The most important aspect of this assignment was to understand there may be a huge difference between what a paper claims and our implementation of that regarding the execution time. Not only the differences originate from the algorithm, but also from the data structure that we use in the implementation.
I compiled this code in Ubuntu 18.04 (64-bit version) using GCC version 7.3.0 and I had Intel i5-8500 CPU. You may see different execution times using different OS, compiler, or hardware.
g++ -std=c++17 -O2 AprioriImplementation.cpp
./a.out 10Kdataset.txt 0.001 0.8
9949 transactions, 488 different items, run time =~ 12.74 seconds.
number of 1 to 10 frequent itemsets: (472, 24085, 8049, 3786, 2329, 1115, 407, 111, 21, 2)
There are 161856 strong association rules overall.
1000 transactions, 475 different items, run time =~ 0.11 seconds.
number of 1 to 2 frequent itemsets: (334, 174)
There is no strong association rules in this case.
100 transactions, 366 different items, run time =~ 0.00 seconds.
number of 1 frequent itemsets: (10)
There is no strong association rules in this case.
** To my knowledge, "-O3" is not as stable and consistent as "-O2", also there may be some problems if you compile the code with another version of g++. I have seen cases (on a computer with different version of GCC) with some problems generating all the strong association rules.

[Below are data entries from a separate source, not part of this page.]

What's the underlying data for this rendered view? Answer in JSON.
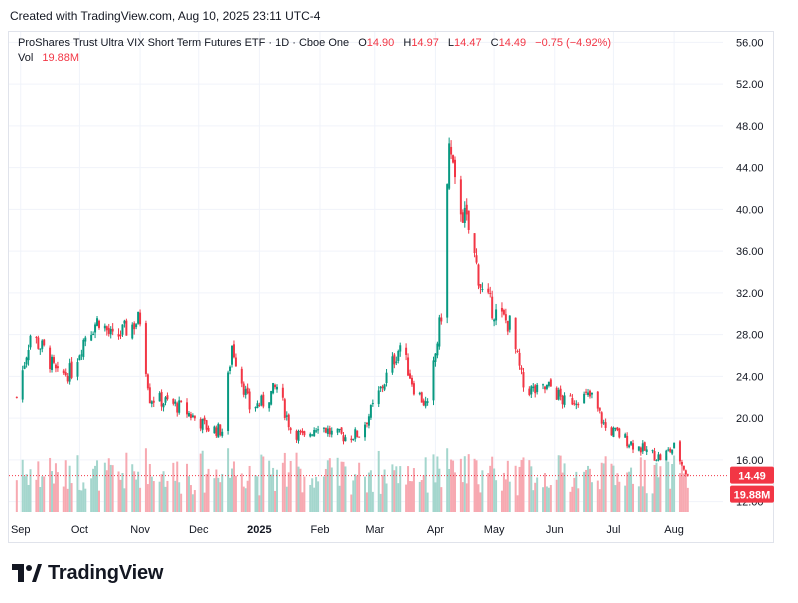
{
  "header": {
    "text": "Created with TradingView.com, Aug 10, 2025 23:11 UTC-4"
  },
  "legend": {
    "title": "ProShares Trust Ultra VIX Short Term Futures ETF · 1D · Cboe One",
    "open_label": "O",
    "open": "14.90",
    "high_label": "H",
    "high": "14.97",
    "low_label": "L",
    "low": "14.47",
    "close_label": "C",
    "close": "14.49",
    "change": "−0.75 (−4.92%)",
    "vol_label": "Vol",
    "vol": "19.88M"
  },
  "logo": {
    "text": "TradingView",
    "icon": "tradingview-logo-icon"
  },
  "colors": {
    "up": "#089981",
    "down": "#f23645",
    "vol_up": "#a4d6cd",
    "vol_down": "#f7a9b1",
    "grid": "#f0f3fa",
    "last_price": "#f23645"
  },
  "chart_data": {
    "type": "candlestick",
    "title": "",
    "xlabel": "",
    "ylabel": "",
    "ylim": [
      11,
      57
    ],
    "grid": true,
    "y_ticks": [
      "12.00",
      "16.00",
      "20.00",
      "24.00",
      "28.00",
      "32.00",
      "36.00",
      "40.00",
      "44.00",
      "48.00",
      "52.00",
      "56.00"
    ],
    "x_ticks": [
      "Sep",
      "Oct",
      "Nov",
      "Dec",
      "2025",
      "Feb",
      "Mar",
      "Apr",
      "May",
      "Jun",
      "Jul",
      "Aug"
    ],
    "last_price": {
      "value": 14.49,
      "label": "14.49"
    },
    "last_volume": {
      "label": "19.88M"
    },
    "series": [
      {
        "date": "2024-08-30",
        "close": 22
      },
      {
        "date": "2024-09-06",
        "close": 28
      },
      {
        "date": "2024-09-13",
        "close": 26.5
      },
      {
        "date": "2024-09-20",
        "close": 24
      },
      {
        "date": "2024-09-27",
        "close": 24.5
      },
      {
        "date": "2024-10-04",
        "close": 28
      },
      {
        "date": "2024-10-11",
        "close": 29.5
      },
      {
        "date": "2024-10-18",
        "close": 27.5
      },
      {
        "date": "2024-10-25",
        "close": 28.5
      },
      {
        "date": "2024-11-01",
        "close": 29.5
      },
      {
        "date": "2024-11-06",
        "close": 22
      },
      {
        "date": "2024-11-15",
        "close": 21.5
      },
      {
        "date": "2024-11-22",
        "close": 21
      },
      {
        "date": "2024-11-29",
        "close": 20
      },
      {
        "date": "2024-12-06",
        "close": 19
      },
      {
        "date": "2024-12-13",
        "close": 18.8
      },
      {
        "date": "2024-12-18",
        "close": 27
      },
      {
        "date": "2024-12-27",
        "close": 21
      },
      {
        "date": "2025-01-03",
        "close": 21.5
      },
      {
        "date": "2025-01-10",
        "close": 23
      },
      {
        "date": "2025-01-17",
        "close": 19
      },
      {
        "date": "2025-01-24",
        "close": 18
      },
      {
        "date": "2025-01-31",
        "close": 19.5
      },
      {
        "date": "2025-02-07",
        "close": 18.5
      },
      {
        "date": "2025-02-14",
        "close": 18.2
      },
      {
        "date": "2025-02-21",
        "close": 18.5
      },
      {
        "date": "2025-02-28",
        "close": 21
      },
      {
        "date": "2025-03-07",
        "close": 24
      },
      {
        "date": "2025-03-14",
        "close": 27
      },
      {
        "date": "2025-03-21",
        "close": 23
      },
      {
        "date": "2025-03-28",
        "close": 21
      },
      {
        "date": "2025-04-04",
        "close": 30
      },
      {
        "date": "2025-04-08",
        "close": 46
      },
      {
        "date": "2025-04-11",
        "close": 42
      },
      {
        "date": "2025-04-18",
        "close": 38
      },
      {
        "date": "2025-04-25",
        "close": 32
      },
      {
        "date": "2025-05-02",
        "close": 30
      },
      {
        "date": "2025-05-09",
        "close": 29
      },
      {
        "date": "2025-05-16",
        "close": 23
      },
      {
        "date": "2025-05-23",
        "close": 22.5
      },
      {
        "date": "2025-05-30",
        "close": 23
      },
      {
        "date": "2025-06-06",
        "close": 21.5
      },
      {
        "date": "2025-06-13",
        "close": 22
      },
      {
        "date": "2025-06-20",
        "close": 22
      },
      {
        "date": "2025-06-27",
        "close": 19
      },
      {
        "date": "2025-07-03",
        "close": 18.5
      },
      {
        "date": "2025-07-11",
        "close": 17.5
      },
      {
        "date": "2025-07-18",
        "close": 16.8
      },
      {
        "date": "2025-07-25",
        "close": 16.2
      },
      {
        "date": "2025-08-01",
        "close": 17.2
      },
      {
        "date": "2025-08-08",
        "close": 14.49
      }
    ]
  }
}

** This code is designed in a way that can handle databases with .txt and .csv format (I need to evaluate my code using .csv files, so I add supporting of such format to the code). If the input is a text file, make sure to have '\n' at the end of each line. Also it should follow UTF-8 and Unix(LF) to work properly. Since there is a discrepancy between Windows and Linux for this matter, you may see problems if you use improper database file.